De stad – de overheid, zouden wij nu zeggen – was op allerlei manieren betrokken bij de sport en bij de atleten. Het was de stad die gymnasia bouwde, er budget voor reserveerde en trainers aanstelde. Het waren overigens magistraten-weldoeners die het meeste geld in het gymnasion stopten. In het gymnasion werden wedstrijden georganiseerd voor jongens en adolescenten. De stad was de instelling die ook de grote toernooien buiten het gymnasion organiseerde en gedeeltelijk bekostigde. Rond 300 v.Chr. horen we van een stad (Ephesos) die besloot een veelbelovende jonge atleet te subsidiëren op verzoek van zijn trainer ‘voor verblijf in het buitenland en voor zijn training’. Als je ná het stedelijk gymnasion echt verder wilde op het pad naar de topsport, was een privétrainer een vereiste. Steden reserveerden in hun begroting geldbedragen voor overwinnaars in grote toernooien als Olympia en andere ‘heilige kransspelen’. Steden waren er dol op als een succesvolle atleet liet blijken dat niet alleen hij maar ook zijn stad glorie ontleende aan overwinningen. Stad A probeerde ook steratleten van stad B af te troggelen door hen burgerrecht in stad A aan te bieden.[6]
Alhoewel steden niets te maken hadden met de beslissing van atleten om aan bepaalde toernooien wel en aan andere niet deel te nemen, kwamen ze wel op voor de belangen van ‘hun’ atleet als er moeilijkheden waren. Toen in 332 v.Chr. de Athener Callippus betrapt werd op het omkopen van zijn tegenstander en vervolgens beboet, stuurde Athene de befaamde redenaar Hypereides naar Olympia om te pleiten voor kwijtschelding van de boete; tevergeefs overigens.[7] In een ander, eerder geval leende de stedelijke Atheense ‘ambassadeur’ bij de Olympische Spelen geld aan een zwendelende, beboete atleet.[8]
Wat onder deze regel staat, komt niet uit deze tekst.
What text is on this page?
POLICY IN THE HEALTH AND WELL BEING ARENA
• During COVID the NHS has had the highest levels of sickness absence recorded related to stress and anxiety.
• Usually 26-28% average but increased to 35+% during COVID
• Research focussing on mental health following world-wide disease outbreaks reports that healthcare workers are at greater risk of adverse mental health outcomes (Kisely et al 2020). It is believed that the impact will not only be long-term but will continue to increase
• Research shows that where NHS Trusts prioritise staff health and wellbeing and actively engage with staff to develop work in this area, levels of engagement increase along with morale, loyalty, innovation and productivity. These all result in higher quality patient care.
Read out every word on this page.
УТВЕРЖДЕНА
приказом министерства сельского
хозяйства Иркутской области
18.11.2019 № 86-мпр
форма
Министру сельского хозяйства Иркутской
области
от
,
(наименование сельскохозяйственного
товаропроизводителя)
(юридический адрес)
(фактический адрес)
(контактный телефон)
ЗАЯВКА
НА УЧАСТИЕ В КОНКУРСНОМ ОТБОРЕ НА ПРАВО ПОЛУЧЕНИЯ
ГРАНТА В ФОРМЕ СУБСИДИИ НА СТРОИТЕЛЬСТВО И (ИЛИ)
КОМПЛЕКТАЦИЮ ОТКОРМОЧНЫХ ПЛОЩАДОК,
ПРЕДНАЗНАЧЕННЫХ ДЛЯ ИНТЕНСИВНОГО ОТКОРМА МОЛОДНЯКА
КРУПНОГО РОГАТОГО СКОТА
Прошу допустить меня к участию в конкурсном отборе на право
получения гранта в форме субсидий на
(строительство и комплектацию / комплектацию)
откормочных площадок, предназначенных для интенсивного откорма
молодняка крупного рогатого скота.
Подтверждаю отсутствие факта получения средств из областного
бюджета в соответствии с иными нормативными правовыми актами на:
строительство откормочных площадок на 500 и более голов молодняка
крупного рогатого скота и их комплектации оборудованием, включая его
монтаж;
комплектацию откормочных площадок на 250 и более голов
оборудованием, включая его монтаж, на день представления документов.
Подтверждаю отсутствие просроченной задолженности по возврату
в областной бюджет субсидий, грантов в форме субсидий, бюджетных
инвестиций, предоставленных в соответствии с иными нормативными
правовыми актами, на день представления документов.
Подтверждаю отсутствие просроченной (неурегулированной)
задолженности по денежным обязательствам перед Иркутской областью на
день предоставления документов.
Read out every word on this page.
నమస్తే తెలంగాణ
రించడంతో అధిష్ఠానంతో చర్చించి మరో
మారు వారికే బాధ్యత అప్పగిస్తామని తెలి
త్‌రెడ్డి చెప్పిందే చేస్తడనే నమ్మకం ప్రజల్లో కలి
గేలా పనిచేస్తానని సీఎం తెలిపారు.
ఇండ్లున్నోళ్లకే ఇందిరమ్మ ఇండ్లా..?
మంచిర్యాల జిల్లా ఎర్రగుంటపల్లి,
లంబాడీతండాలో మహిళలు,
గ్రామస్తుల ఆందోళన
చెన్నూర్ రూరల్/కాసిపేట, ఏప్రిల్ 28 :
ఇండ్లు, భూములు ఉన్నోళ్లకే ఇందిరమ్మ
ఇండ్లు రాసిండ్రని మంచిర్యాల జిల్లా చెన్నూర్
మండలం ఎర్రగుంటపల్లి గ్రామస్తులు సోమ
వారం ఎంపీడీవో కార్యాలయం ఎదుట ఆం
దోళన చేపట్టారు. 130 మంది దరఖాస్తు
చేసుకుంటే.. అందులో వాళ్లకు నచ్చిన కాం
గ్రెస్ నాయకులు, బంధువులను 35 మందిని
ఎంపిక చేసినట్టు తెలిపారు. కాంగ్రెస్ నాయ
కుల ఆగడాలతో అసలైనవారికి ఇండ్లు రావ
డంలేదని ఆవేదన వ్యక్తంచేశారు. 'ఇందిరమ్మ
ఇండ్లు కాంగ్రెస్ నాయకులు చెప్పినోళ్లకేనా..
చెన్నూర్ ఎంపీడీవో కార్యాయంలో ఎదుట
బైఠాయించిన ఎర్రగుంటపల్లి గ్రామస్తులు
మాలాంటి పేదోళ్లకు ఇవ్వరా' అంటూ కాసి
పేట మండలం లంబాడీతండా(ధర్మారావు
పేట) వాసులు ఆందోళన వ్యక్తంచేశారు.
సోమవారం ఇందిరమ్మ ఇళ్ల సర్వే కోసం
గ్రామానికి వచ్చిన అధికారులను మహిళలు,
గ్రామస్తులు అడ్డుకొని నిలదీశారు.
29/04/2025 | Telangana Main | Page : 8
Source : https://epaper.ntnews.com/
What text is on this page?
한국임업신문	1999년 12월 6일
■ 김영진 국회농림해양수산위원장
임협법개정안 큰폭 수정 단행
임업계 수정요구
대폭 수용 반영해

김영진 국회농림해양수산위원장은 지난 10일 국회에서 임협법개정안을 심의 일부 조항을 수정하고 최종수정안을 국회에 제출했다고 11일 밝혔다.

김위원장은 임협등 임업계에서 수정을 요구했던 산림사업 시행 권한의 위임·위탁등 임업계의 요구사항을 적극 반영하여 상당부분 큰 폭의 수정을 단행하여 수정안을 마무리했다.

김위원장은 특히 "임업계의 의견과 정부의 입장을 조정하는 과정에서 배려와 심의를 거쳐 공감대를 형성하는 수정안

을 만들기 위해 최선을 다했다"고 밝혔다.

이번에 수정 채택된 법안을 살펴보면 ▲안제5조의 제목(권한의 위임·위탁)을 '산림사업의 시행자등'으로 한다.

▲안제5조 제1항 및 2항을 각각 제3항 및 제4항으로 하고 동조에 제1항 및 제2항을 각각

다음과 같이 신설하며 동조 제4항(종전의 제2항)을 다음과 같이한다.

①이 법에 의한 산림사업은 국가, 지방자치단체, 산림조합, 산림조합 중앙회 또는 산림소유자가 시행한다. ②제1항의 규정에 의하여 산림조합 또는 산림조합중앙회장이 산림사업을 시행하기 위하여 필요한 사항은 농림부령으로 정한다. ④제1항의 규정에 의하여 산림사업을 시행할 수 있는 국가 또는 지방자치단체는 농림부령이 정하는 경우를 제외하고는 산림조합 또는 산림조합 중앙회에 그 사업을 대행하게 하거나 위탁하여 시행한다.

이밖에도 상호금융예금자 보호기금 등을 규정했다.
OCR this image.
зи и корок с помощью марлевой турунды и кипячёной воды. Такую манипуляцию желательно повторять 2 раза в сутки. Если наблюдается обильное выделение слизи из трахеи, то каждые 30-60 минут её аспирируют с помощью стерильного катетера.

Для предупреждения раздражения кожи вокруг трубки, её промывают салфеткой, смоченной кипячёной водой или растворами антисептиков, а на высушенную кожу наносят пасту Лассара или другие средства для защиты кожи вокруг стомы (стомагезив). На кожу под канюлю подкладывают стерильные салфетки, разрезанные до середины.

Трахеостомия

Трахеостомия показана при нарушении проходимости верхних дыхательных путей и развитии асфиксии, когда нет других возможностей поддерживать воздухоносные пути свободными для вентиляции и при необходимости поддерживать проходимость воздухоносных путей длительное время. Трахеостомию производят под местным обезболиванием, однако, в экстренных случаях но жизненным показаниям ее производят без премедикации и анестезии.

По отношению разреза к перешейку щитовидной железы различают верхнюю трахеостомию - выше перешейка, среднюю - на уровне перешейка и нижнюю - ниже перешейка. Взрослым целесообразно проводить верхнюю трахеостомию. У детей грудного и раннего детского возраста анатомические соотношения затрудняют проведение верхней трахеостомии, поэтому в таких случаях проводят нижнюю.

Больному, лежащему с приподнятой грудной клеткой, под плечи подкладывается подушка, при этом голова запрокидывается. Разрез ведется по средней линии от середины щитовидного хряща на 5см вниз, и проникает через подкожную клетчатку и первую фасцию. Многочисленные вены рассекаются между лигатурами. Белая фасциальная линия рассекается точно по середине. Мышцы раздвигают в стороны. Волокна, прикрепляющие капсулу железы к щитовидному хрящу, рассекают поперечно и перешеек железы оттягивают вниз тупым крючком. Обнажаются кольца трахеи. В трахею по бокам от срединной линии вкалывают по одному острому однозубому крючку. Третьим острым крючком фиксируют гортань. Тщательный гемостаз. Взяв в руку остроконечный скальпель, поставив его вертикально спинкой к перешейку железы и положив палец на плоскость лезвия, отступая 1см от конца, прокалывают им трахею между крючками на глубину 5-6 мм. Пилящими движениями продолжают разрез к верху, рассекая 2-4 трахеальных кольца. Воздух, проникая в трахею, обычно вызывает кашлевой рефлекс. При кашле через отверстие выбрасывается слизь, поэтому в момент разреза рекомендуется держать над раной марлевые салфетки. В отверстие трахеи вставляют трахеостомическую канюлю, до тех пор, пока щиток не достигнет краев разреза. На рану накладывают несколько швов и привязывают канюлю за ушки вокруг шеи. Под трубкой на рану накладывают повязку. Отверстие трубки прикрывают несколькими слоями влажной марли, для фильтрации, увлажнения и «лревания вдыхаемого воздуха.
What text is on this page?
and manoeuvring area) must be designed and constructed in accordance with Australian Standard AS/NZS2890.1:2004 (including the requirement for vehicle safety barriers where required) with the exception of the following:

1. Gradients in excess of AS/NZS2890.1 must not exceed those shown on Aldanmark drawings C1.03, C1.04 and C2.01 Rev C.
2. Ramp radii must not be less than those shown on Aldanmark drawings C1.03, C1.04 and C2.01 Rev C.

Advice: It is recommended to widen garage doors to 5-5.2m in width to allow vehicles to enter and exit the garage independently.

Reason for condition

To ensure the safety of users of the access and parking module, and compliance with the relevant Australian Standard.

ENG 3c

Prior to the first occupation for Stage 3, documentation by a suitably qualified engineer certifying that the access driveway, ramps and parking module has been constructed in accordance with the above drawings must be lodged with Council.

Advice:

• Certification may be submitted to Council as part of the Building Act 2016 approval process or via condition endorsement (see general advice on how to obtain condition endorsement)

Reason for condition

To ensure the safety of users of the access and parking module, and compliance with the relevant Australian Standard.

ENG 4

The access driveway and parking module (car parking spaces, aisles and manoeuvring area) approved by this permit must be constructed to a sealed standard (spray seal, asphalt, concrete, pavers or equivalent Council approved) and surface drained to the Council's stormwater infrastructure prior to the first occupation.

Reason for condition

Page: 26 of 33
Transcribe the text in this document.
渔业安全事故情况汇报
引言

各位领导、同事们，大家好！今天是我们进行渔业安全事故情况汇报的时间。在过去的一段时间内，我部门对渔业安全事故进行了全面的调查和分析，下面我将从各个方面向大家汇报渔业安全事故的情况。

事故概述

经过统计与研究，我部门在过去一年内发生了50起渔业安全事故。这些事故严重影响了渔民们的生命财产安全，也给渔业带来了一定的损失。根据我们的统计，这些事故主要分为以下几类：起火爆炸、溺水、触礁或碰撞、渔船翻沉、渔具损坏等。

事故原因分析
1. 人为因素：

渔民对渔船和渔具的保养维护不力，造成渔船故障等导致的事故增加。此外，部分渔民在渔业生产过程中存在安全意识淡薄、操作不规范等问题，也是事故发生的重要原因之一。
Kortom: de in onze tijd opgeld doende slogan ‘geen topsport zonder breedtesport’ is in volle omvang van toepassing op de Griekse oudheid. Het gymnasion zorgde voor sport ‘in de breedte’ en op die grondslag konden ambitieuze en talentvolle jonge mannen verder gaan richting topsport. De stad was financieel betrokken bij de instituties voor de sport en identificeerde zich ook graag met haar sterren via beloning en belangenbehartiging. Na de teloorgang van de Grieks-Romeinse wereld zou het tot de laat-negentiende en twintigste eeuw duren, voordat de zojuist genoemde slogan weer voorzichtig opgeld ging doen.
Keizer en Sport
Toen de vernietigende burgeroorlogen van de eerste eeuw v.Chr. ten einde liepen en keizer Augustus ‘law and order’ en vooral vrede bracht, brak voor de meeste streken van het Romeinse Rijk een periode aan van bescheiden demografische groei, urbanisatie en economische vooruitgang. Een van de gevolgen van deze ontwikkelingen was een proliferatie van nieuwe toernooien. De beroemde Franse epigraficus Louis Robert sprak van een ‘explosion agonistique’.[9] Het zijn vooral inscripties en opschriften op stedelijke munten die ons over die explosie informeren. In de periode 140-150 n.Chr. schrijft de Griekse redenaar Aelius Aristides in zijn ‘Lofrede op Rome’ over de ‘schittering’ van de steden en een ‘oneindig aantal agōnes’.[10] Hierboven stipte ik al even aan dat er in de keizertijd tussen de driehonderd en vijfhonderd toernooien waren. Er was dus een enorme agonistische markt.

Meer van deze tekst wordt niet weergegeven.